# Happy 1st Birthday Otto!!!



## DanielleOttoMom (May 11, 2010)

Happy 1st Birthday Otto!!! I love you my sweet boy!!


----------



## 1sttimeforgsd (Jul 29, 2010)

HAPPY BIRTHDAY OTTO, wishing for you many many more! :birthday: 

You are a very handsome boy!


----------



## DanielleOttoMom (May 11, 2010)

Thank you Karen!! I'm just so excited and this is the first B-Day of many to come.


----------



## vat (Jul 23, 2010)

:birthday: hope you have many many more!


----------



## DanielleOttoMom (May 11, 2010)

Enzo giving Otto a Happy B-Day kiss!


----------



## JustMeLeslie (Sep 15, 2010)

Oh my-handsome, handsome, handsome!!!!:wub:
:happyboogie:Happy Birthday Otto!!!!:happyboogie:


----------



## DanielleOttoMom (May 11, 2010)

Thank you Jamie Lee and Leslie!! He is getting a special dinner tonight!!


----------



## DanielleOttoMom (May 11, 2010)

My Otto Ba Datto!! Happy Birthday Big Boy!!


----------



## Pattycakes (Sep 8, 2010)

Happy Birthday, Otto!

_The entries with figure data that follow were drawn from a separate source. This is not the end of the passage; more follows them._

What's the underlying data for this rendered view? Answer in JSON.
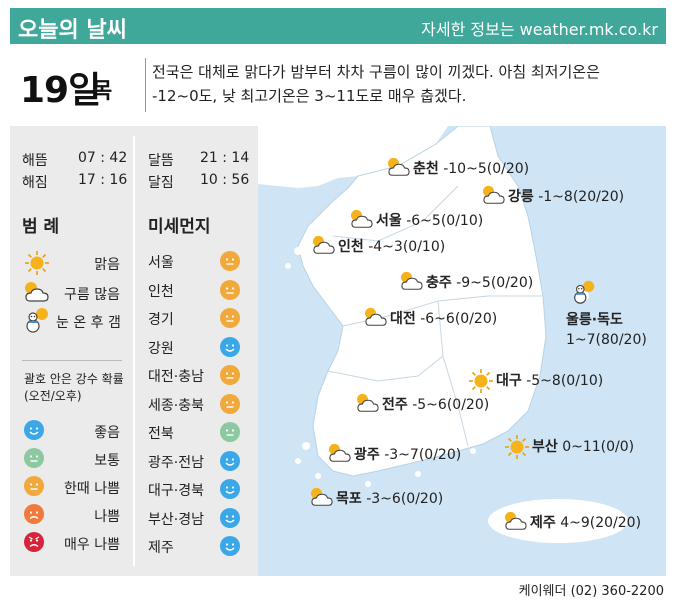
{
  "header": {
    "title": "오늘의 날씨",
    "site": "자세한 정보는 weather.mk.co.kr"
  },
  "date": {
    "day": "19일",
    "weekday": "목"
  },
  "forecast": {
    "line1": "전국은 대체로 맑다가 밤부터 차차 구름이 많이 끼겠다. 아침 최저기온은",
    "line2": "-12~0도, 낮 최고기온은 3~11도로 매우 춥겠다."
  },
  "sun_moon": {
    "sunrise_label": "해뜸",
    "sunrise": "07 : 42",
    "sunset_label": "해짐",
    "sunset": "17 : 16",
    "moonrise_label": "달뜸",
    "moonrise": "21 : 14",
    "moonset_label": "달짐",
    "moonset": "10 : 56"
  },
  "legend": {
    "title": "범 례",
    "items": [
      {
        "icon": "sun-icon",
        "label": "맑음"
      },
      {
        "icon": "sun-cloud-icon",
        "label": "구름 많음"
      },
      {
        "icon": "snow-then-clear-icon",
        "label": "눈 온 후 갬"
      }
    ],
    "precip_note_1": "괄호 안은 강수 확률",
    "precip_note_2": "(오전/오후)",
    "dust_levels": [
      {
        "label": "좋음",
        "color": "#3aa8e8",
        "mood": "happy"
      },
      {
        "label": "보통",
        "color": "#8cc8a0",
        "mood": "neutral"
      },
      {
        "label": "한때 나쁨",
        "color": "#f2a93b",
        "mood": "neutral"
      },
      {
        "label": "나쁨",
        "color": "#ef7a3c",
        "mood": "sad"
      },
      {
        "label": "매우 나쁨",
        "color": "#d8243a",
        "mood": "angry"
      }
    ]
  },
  "fine_dust": {
    "title": "미세먼지",
    "regions": [
      {
        "name": "서울",
        "level": "한때 나쁨",
        "color": "#f2a93b"
      },
      {
        "name": "인천",
        "level": "한때 나쁨",
        "color": "#f2a93b"
      },
      {
        "name": "경기",
        "level": "한때 나쁨",
        "color": "#f2a93b"
      },
      {
        "name": "강원",
        "level": "좋음",
        "color": "#3aa8e8"
      },
      {
        "name": "대전·충남",
        "level": "한때 나쁨",
        "color": "#f2a93b"
      },
      {
        "name": "세종·충북",
        "level": "한때 나쁨",
        "color": "#f2a93b"
      },
      {
        "name": "전북",
        "level": "보통",
        "color": "#8cc8a0"
      },
      {
        "name": "광주·전남",
        "level": "좋음",
        "color": "#3aa8e8"
      },
      {
        "name": "대구·경북",
        "level": "좋음",
        "color": "#3aa8e8"
      },
      {
        "name": "부산·경남",
        "level": "좋음",
        "color": "#3aa8e8"
      },
      {
        "name": "제주",
        "level": "좋음",
        "color": "#3aa8e8"
      }
    ]
  },
  "cities": [
    {
      "name": "춘천",
      "temp": "-10~5",
      "pop": "(0/20)",
      "icon": "sun-cloud-icon"
    },
    {
      "name": "강릉",
      "temp": "-1~8",
      "pop": "(20/20)",
      "icon": "sun-cloud-icon"
    },
    {
      "name": "서울",
      "temp": "-6~5",
      "pop": "(0/10)",
      "icon": "sun-cloud-icon"
    },
    {
      "name": "인천",
      "temp": "-4~3",
      "pop": "(0/10)",
      "icon": "sun-cloud-icon"
    },
    {
      "name": "충주",
      "temp": "-9~5",
      "pop": "(0/20)",
      "icon": "sun-cloud-icon"
    },
    {
      "name": "대전",
      "temp": "-6~6",
      "pop": "(0/20)",
      "icon": "sun-cloud-icon"
    },
    {
      "name": "울릉·독도",
      "temp": "1~7",
      "pop": "(80/20)",
      "icon": "snow-then-clear-icon"
    },
    {
      "name": "대구",
      "temp": "-5~8",
      "pop": "(0/10)",
      "icon": "sun-icon"
    },
    {
      "name": "전주",
      "temp": "-5~6",
      "pop": "(0/20)",
      "icon": "sun-cloud-icon"
    },
    {
      "name": "부산",
      "temp": "0~11",
      "pop": "(0/0)",
      "icon": "sun-icon"
    },
    {
      "name": "광주",
      "temp": "-3~7",
      "pop": "(0/20)",
      "icon": "sun-cloud-icon"
    },
    {
      "name": "목포",
      "temp": "-3~6",
      "pop": "(0/20)",
      "icon": "sun-cloud-icon"
    },
    {
      "name": "제주",
      "temp": "4~9",
      "pop": "(20/20)",
      "icon": "sun-cloud-icon"
    }
  ],
  "credit": "케이웨더 (02) 360-2200",
  "colors": {
    "header_bg": "#3fa89a",
    "sea": "#cfe4f4",
    "land": "#ffffff",
    "panel_bg": "#ebebeb",
    "sun": "#f5b21b"
  }
}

Hope you have/had a great day!


----------



## jakeandrenee (Apr 30, 2010)

Happy Birthday!!!!!!!!! And many more!


----------



## DanielleOttoMom (May 11, 2010)

Rene are boys are growing up!!


----------



## koda00 (Apr 27, 2009)

:birthday: Otto and many,many more to come!!!!!


----------



## London's Mom (Aug 19, 2009)

Happy Birthday Gorgeous Boy!!!


----------



## KendraLovey (Jan 17, 2011)

Happy Happy Birthday Otto!!! He looks like such a happy boy! What did he have for his special birthday dinner??? lol


----------



## Jason L (Mar 20, 2009)

Happy birthday!!!!


----------